Help me find a pulp story to illustrate
May 17, 2007 7:05 AM   Subscribe

I'm looking for a short story from a pulp magazine, preferably an advenure story. Something along the lines of Edgar Rice Burroughs would be perfect. I want to design a pulp magazine cover illustrating a scene from a real pulp story for a college graphics project. I don't have alot of time and I'm a pretty slow reader so it has to be short. Is there anywhere I can find one online?
posted by Andy Harwood to Media & Arts (5 answers total)
 
Burroughs' first few Mars books, A Princess of Mars and Thuvia, Maid of Mars, are available on Project Gutenberg. You will have to search a bit. They would have great images, of the Pre-Bellum and Ante-Bellum American South (John Carter's youth), of Arizona (John Carter's attempts at mining after the Civil War), and, of course, of the Red Planet. Drawing sword fights between green men with six arms and vicious white apes would fun, I would think. I'm artistically challenged, so I am willing to be corrected.

You might also look at Edward J. M. D. Plunkett, also known as Lord Dunsany. He wrote the original stories whose universe H.P. Lovecraft adopted. I always found his stories very compelling, in a kind of creepy way. They aren't adventure stories per se, they are more fantasy or horror stories.

You might also think of the Perry Mason books, if you are looking for more of an adventure, private eye kind of a story. The Perry Mason character of the later books is clever, but very cerebral. The earlier Perry Mason is more of a roisterer. He gets into fights at the drop of a hat, and a lot of hats drop.

I would guess that there are a bunch of other pulp fiction books on Project Gutenberg. Check out L. Ron Hubbard, or one of his aliases. You could find the aliases in Wikipedia.
posted by vilcxjo_BLANKA at 7:38 AM on May 17, 2007


There is a ton of awesome stuff on Gutenberg Australia's "SF" page, where SF stands for "Science, Speculative, Superhero, Swords, Sorcery, Spies, Supernatural and Scary Fiction."
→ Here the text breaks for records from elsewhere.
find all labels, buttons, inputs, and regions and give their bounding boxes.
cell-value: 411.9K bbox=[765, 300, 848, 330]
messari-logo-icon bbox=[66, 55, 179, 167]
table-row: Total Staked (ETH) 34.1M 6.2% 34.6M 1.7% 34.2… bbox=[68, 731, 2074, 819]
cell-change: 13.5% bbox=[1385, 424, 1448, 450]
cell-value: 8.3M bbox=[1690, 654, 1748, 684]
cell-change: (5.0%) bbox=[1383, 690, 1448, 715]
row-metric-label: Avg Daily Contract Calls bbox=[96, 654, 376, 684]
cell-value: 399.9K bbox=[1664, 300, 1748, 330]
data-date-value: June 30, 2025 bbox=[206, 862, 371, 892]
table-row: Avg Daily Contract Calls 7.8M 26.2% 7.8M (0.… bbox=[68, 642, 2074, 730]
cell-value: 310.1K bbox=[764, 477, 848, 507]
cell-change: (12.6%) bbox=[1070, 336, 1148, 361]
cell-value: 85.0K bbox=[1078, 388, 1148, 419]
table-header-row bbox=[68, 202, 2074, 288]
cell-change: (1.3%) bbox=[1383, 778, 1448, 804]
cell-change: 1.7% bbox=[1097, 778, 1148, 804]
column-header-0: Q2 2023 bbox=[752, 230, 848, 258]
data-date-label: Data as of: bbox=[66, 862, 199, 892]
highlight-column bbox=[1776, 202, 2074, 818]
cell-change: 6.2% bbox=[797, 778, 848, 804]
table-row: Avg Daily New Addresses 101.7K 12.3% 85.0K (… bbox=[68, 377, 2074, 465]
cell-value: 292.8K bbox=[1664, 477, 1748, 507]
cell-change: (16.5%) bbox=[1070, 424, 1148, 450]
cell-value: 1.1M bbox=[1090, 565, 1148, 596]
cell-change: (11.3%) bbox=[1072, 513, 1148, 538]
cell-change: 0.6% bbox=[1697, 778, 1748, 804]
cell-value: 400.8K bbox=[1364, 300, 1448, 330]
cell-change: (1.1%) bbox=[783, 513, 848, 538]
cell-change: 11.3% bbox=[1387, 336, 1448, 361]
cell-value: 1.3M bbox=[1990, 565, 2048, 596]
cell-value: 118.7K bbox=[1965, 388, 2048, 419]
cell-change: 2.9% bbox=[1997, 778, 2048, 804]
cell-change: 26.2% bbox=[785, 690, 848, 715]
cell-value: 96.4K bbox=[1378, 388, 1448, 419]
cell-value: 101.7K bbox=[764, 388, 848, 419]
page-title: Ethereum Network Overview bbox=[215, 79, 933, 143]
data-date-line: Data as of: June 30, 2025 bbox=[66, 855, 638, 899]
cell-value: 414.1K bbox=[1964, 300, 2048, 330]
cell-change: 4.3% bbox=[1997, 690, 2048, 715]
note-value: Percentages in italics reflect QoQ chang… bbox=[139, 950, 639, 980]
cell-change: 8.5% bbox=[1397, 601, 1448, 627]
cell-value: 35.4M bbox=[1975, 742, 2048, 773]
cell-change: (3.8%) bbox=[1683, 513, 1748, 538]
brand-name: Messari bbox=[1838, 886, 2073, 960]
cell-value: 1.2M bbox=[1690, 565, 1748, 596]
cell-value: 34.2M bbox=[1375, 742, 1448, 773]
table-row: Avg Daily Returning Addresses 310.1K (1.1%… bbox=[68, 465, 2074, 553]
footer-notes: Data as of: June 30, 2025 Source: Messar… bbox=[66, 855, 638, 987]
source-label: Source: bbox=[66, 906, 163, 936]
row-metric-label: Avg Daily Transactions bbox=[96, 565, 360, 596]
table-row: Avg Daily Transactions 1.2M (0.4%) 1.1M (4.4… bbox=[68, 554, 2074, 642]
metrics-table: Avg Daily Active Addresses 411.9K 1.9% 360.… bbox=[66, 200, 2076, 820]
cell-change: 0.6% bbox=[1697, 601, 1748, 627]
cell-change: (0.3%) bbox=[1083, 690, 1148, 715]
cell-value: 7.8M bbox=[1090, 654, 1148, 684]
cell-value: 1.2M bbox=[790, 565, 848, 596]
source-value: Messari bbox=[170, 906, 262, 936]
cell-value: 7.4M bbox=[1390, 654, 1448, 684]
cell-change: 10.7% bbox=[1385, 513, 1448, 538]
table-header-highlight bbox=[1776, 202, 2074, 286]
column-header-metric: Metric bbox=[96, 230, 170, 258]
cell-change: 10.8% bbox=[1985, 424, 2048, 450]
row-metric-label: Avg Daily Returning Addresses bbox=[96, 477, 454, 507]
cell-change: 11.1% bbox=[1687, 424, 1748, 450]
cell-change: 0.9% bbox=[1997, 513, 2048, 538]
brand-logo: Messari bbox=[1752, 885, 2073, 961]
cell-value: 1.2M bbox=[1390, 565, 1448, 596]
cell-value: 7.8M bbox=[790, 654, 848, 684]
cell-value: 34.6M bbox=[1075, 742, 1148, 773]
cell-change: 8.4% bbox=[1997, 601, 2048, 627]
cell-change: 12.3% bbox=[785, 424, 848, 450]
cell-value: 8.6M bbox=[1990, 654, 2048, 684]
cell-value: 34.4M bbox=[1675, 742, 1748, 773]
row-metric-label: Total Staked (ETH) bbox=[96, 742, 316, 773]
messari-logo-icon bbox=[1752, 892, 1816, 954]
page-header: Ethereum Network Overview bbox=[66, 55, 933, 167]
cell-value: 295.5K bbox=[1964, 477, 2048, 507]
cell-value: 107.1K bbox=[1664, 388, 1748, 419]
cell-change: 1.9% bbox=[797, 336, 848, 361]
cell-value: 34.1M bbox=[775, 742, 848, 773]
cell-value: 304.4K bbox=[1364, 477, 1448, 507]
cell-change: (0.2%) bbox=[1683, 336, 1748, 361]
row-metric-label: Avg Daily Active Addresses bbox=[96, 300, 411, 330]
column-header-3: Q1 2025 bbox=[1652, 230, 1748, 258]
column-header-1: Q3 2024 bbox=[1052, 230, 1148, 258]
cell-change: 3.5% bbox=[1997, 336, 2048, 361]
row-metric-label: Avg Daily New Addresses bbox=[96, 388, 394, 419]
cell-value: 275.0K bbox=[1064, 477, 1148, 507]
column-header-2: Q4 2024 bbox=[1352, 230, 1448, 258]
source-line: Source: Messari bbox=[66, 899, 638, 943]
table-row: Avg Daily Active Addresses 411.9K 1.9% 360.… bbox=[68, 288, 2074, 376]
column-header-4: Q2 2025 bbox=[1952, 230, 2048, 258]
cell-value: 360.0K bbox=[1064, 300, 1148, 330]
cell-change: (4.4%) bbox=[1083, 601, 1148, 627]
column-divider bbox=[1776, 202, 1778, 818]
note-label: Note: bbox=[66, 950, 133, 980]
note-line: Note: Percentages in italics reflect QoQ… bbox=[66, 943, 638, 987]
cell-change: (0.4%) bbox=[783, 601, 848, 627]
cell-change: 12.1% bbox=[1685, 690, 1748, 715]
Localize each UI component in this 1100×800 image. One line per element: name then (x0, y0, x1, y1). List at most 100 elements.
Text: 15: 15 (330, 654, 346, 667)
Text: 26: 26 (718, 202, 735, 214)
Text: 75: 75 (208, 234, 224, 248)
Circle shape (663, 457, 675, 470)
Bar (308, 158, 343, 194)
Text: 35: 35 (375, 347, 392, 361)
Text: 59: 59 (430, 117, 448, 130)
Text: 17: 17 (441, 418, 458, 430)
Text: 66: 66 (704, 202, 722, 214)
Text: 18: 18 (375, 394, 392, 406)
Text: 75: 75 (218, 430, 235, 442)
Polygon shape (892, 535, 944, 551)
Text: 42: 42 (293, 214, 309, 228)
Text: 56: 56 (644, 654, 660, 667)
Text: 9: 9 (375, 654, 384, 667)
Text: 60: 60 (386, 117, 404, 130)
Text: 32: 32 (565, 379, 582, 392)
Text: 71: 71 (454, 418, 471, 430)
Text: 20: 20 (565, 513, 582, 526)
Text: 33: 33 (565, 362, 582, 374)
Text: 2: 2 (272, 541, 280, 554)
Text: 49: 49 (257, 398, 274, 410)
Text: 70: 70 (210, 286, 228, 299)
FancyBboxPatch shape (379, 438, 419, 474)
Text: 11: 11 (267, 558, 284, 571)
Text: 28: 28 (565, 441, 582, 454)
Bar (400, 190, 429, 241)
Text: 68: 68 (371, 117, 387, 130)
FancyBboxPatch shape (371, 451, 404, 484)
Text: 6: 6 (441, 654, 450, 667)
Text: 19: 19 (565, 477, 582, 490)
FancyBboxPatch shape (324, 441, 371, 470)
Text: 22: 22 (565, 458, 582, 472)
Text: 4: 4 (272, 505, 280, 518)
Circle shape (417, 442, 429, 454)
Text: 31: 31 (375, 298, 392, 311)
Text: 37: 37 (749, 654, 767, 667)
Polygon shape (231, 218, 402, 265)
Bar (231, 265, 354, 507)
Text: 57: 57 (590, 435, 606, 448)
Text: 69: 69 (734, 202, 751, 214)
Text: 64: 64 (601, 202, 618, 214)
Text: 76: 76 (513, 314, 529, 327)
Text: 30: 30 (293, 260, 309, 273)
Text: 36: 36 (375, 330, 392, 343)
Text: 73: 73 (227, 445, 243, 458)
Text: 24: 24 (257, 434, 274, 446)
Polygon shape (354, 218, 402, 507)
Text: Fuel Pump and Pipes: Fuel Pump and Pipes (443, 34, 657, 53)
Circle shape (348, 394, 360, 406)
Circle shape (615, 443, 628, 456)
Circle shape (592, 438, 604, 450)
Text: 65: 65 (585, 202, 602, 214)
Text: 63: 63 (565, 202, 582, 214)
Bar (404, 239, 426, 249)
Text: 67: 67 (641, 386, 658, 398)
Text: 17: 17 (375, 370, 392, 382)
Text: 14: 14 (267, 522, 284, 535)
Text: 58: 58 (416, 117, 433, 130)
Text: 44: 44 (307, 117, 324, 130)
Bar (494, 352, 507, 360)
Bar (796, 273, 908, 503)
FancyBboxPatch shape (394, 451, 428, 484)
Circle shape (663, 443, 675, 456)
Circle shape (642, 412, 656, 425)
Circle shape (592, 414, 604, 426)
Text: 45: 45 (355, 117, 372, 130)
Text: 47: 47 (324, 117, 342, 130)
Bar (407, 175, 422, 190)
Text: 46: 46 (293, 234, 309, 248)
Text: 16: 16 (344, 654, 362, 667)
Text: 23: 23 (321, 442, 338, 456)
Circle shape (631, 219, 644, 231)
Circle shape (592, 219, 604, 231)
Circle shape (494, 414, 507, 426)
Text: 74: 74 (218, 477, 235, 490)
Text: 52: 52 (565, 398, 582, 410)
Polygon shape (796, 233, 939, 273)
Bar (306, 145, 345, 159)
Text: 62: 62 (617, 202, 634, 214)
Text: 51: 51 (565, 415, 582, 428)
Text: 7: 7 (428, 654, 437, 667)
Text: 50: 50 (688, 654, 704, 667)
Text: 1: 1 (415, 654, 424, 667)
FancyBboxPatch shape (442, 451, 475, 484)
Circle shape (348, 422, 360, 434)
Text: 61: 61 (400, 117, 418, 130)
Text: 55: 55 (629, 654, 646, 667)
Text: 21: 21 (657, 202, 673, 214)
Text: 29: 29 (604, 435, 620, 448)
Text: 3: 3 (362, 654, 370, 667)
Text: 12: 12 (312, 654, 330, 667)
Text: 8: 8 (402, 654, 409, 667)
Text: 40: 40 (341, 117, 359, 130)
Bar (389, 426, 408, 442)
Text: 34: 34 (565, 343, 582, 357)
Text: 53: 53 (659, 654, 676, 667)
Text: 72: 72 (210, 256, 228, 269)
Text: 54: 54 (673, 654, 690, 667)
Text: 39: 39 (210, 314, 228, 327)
There's even a small section of ERB short stories. One of the shortest (and most awful) is The Resurrection of Jimber-Jaw, about a misogynistic caveman.
posted by miagaille at 7:52 AM on May 17, 2007


Response by poster: Thanks guys, the Mars books look great. I had no idea there was so much free ERB stuff online.
posted by Andy Harwood at 9:25 AM on May 17, 2007


While the Mars books are indeed great, I feel strongly that it would be AWESOME if you designed cover art for the Eye Of Argon, widely (and rightly) considered the worst pulp story ever written.
posted by dersins at 9:46 AM on May 17, 2007


Response by poster: I don't think I could possibly do justice to a line like "The disemboweled mercenary crumpled from his saddle and sank to the clouded sward, sprinkling the parched dust with crimson droplets of escaping life fluid."